I am a Dutchman living in London. I work as a Software Development Manager at Amazon.
I enjoy solving problems, and use my experience across tech and design to help teams deliver results.
In my spare time, I enjoy reading, running and baking bread.
The long version
As far as I can remember, I’ve used computers to create things and solve problems. The first computer I used was the Macintosh Plus, and I remember “drawing” with MacPaint (see here for an emulator).
At 11 years old, I was introduced to Macromedia Dreamweaver and Flash (Macromedia Studio MX 2004 specifically). This was an exciting time, as it made me aware of interactive media. You could make things move and dance on the screen!
I continued to learn and code, and started getting paid to build WordPress sites and write Flash tutorials. I liked this field of work, and felt I needed to improve in (graphic) design. I chose to study this at the University of the Arts London, and moved to there, from Amsterdam.
I did not learn much at university, but it did open doors. One of those doors was a (paid) internship at a Fintech startup. I ended up joining as the second employee, but chose not to follow the footsteps of Steve Jobs or Mark Zuckerberg, and still finished university (this is clearly why I’m not a tech billionaire).

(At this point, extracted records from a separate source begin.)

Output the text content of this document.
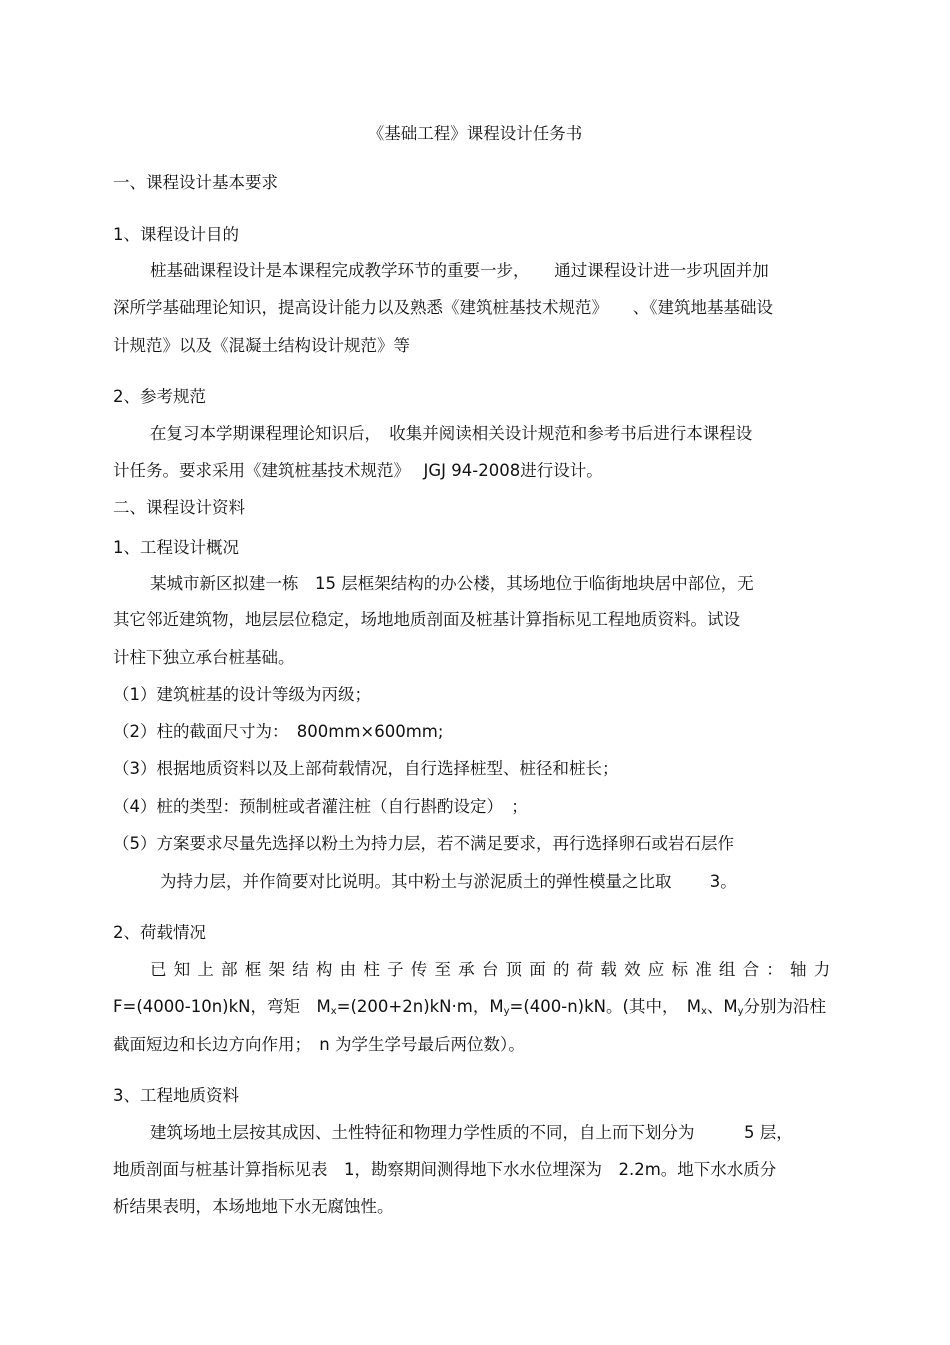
《基础工程》课程设计任务书
一、课程设计基本要求
1、课程设计目的
桩基础课程设计是本课程完成教学环节的重要一步，　　通过课程设计进一步巩固并加
深所学基础理论知识，提高设计能力以及熟悉《建筑桩基技术规范》　　、《建筑地基基础设
计规范》以及《混凝土结构设计规范》等
2、参考规范
在复习本学期课程理论知识后，　收集并阅读相关设计规范和参考书后进行本课程设
计任务。要求采用《建筑桩基技术规范》　 JGJ 94-2008进行设计。
二、课程设计资料
1、工程设计概况
某城市新区拟建一栋　15 层框架结构的办公楼，其场地位于临街地块居中部位，无
其它邻近建筑物，地层层位稳定，场地地质剖面及桩基计算指标见工程地质资料。试设
计柱下独立承台桩基础。
（1）建筑桩基的设计等级为丙级；
（2）柱的截面尺寸为：　800mm×600mm;
（3）根据地质资料以及上部荷载情况，自行选择桩型、桩径和桩长；
（4）桩的类型：预制桩或者灌注桩（自行斟酌设定）　；
（5）方案要求尽量先选择以粉土为持力层，若不满足要求，再行选择卵石或岩石层作
为持力层，并作简要对比说明。其中粉土与淤泥质土的弹性模量之比取　　 3。
2、荷载情况
已知上部框架结构由柱子传至承台顶面的荷载效应标准组合：轴力
F=(4000-10n)kN，弯矩　$M_x=(200+2n)kN\cdot m$，$M_y=(400-n)kN$。(其中，　$M_x$、$M_y$分别为沿柱
截面短边和长边方向作用；　n 为学生学号最后两位数）。
3、工程地质资料
建筑场地土层按其成因、土性特征和物理力学性质的不同，自上而下划分为　　　5 层，
地质剖面与桩基计算指标见表　1，勘察期间测得地下水水位埋深为　2.2m。地下水水质分
析结果表明，本场地地下水无腐蚀性。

With a talented team, we built financial analytics products which we sold to Wall St. banks and hedge funds. Despite these sales, there wasn’t (enough) product-market fit and in the end all staff was laid off before the start-up was sold. A good introduction to the challenges of building tech products!
I then decided to start a consulting company, providing UX and front-end development services to companies. It was off to a good start: I won my first contract and I already was signing more clients. In 2016, I got a call from Amazon and I decided to drop everything for the opportunity.
I‘ve been part of Amazon ever since, and held roles as a Design Technologist, Technical Program Manager and now Software Development Manager. Despite the roles and responsibilities changing, one thing has remained true: I use computers to create things and solve problems.